Spectrum of convolution operator on bounded continuous functions (on R^d)

Question

Hi!

Let $a(x)\geq0$, $x\in R^d$ and $\int_{R^d} a(x) dx=1$. Then the operator $Af = a*f -f$ is bounded on the space of continuous functions on $R^d$ vanishing at infinity and it is a generator of a Markov semigroup, therefore, its spectrum will be only on the left half-plane (and bounded, of course).

If we consider now the Banach space of all bounded continuous functions on $R^d$, then $A$ will be bounded as well, however, what can we say about left half plane. Could it be shown that this operator is dissipative?

Answer 1

If it's dissipative on $C_0({\bf R}^d)$ then it should be dissipative on $C_b({\bf R}^d)$ too.
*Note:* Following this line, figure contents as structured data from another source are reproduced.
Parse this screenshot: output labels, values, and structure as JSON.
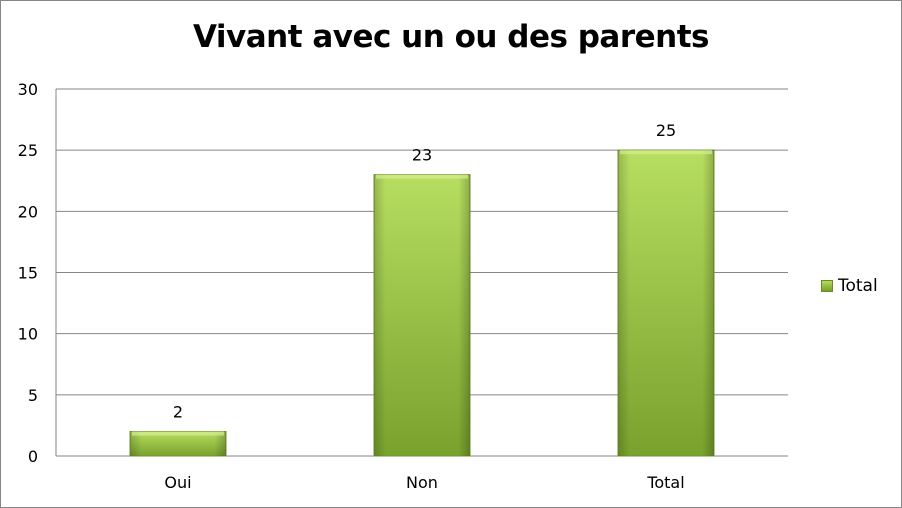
{
  "chart_data": {
    "type": "bar",
    "title": "Vivant avec un ou des parents",
    "categories": [
      "Oui",
      "Non",
      "Total"
    ],
    "series": [
      {
        "name": "Total",
        "values": [
          2,
          23,
          25
        ]
      }
    ],
    "ylim": [
      0,
      30
    ],
    "yticks": [
      "0",
      "5",
      "10",
      "15",
      "20",
      "25",
      "30"
    ],
    "data_labels": [
      "2",
      "23",
      "25"
    ],
    "grid": true,
    "legend_position": "right",
    "colors": {
      "bar_light": "#b4dc5c",
      "bar_dark": "#6f9428",
      "grid": "#868686"
    }
  }
}
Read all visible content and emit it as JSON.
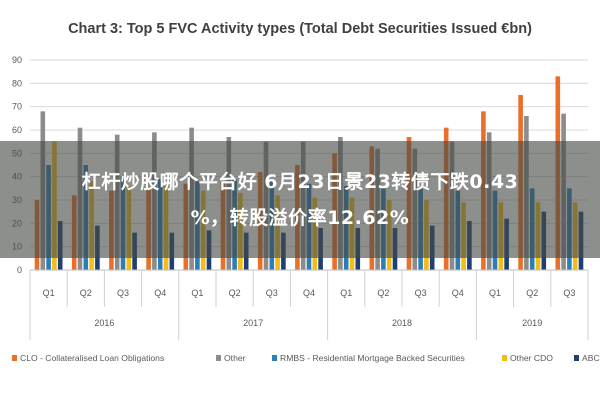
{
  "chart_data": {
    "type": "bar",
    "title": "Chart 3: Top 5 FVC Activity types (Total Debt Securities Issued €bn)",
    "ylim": [
      0,
      90
    ],
    "yticks": [
      0,
      10,
      20,
      30,
      40,
      50,
      60,
      70,
      80,
      90
    ],
    "grid": true,
    "legend_position": "bottom",
    "categories": [
      "Q1",
      "Q2",
      "Q3",
      "Q4",
      "Q1",
      "Q2",
      "Q3",
      "Q4",
      "Q1",
      "Q2",
      "Q3",
      "Q4",
      "Q1",
      "Q2",
      "Q3"
    ],
    "years": [
      {
        "label": "2016",
        "quarters": 4
      },
      {
        "label": "2017",
        "quarters": 4
      },
      {
        "label": "2018",
        "quarters": 4
      },
      {
        "label": "2019",
        "quarters": 3
      }
    ],
    "series": [
      {
        "name": "CLO - Collateralised Loan Obligations",
        "color": "#e8702a",
        "values": [
          30,
          32,
          34,
          35,
          37,
          38,
          42,
          45,
          50,
          53,
          57,
          61,
          68,
          75,
          83
        ]
      },
      {
        "name": "Other",
        "color": "#8c8c8c",
        "values": [
          68,
          61,
          58,
          59,
          61,
          57,
          55,
          55,
          57,
          52,
          52,
          55,
          59,
          66,
          67
        ]
      },
      {
        "name": "RMBS - Residential Mortgage Backed Securities",
        "color": "#2e7db3",
        "values": [
          45,
          45,
          40,
          39,
          38,
          39,
          38,
          37,
          36,
          36,
          35,
          34,
          34,
          35,
          35
        ]
      },
      {
        "name": "Other CDO",
        "color": "#f2bc1a",
        "values": [
          55,
          38,
          36,
          36,
          34,
          33,
          32,
          31,
          31,
          30,
          30,
          29,
          29,
          29,
          29
        ]
      },
      {
        "name": "ABCP",
        "color": "#1f3f73",
        "values": [
          21,
          19,
          16,
          16,
          17,
          16,
          16,
          18,
          18,
          18,
          19,
          21,
          22,
          25,
          25
        ]
      }
    ]
  },
  "overlay": {
    "line1": "杠杆炒股哪个平台好 6月23日景23转债下跌0.43",
    "line2": "%，转股溢价率12.62%"
  }
}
First check this in the case that $a$ has bounded support. The point is that if $a$ is supported on a ball of radius $r$ about the origin then $Af(x)$ only depends on values of $f(y)$ for $|x - y| < r$. So if $f \in C_b({\bf R}^d)$ and $x \in {\bf R}^d$ then for $R \gg r$ the function $$g(y) = \cases{\big(1 - \frac{|x - y|}{R}\big)f(y)&if $|x - y| < R$\cr0&if $|x - y| \geq R$\cr}$$ will satisfy $Ag(y) \approx (1 - \frac{|x-y|}{R})Af(y)$ for $|x - y| < R$. Thus $(\lambda I - A)g(y) \approx (1 - \frac{|x-y|}{R})(\lambda I - A)f(y)$ and the dissipation inequality for $g$ will imply approximately the same inequality for $f$ at $x$.

For general $a$, approximate by $a$ with bounded support. This part is easy.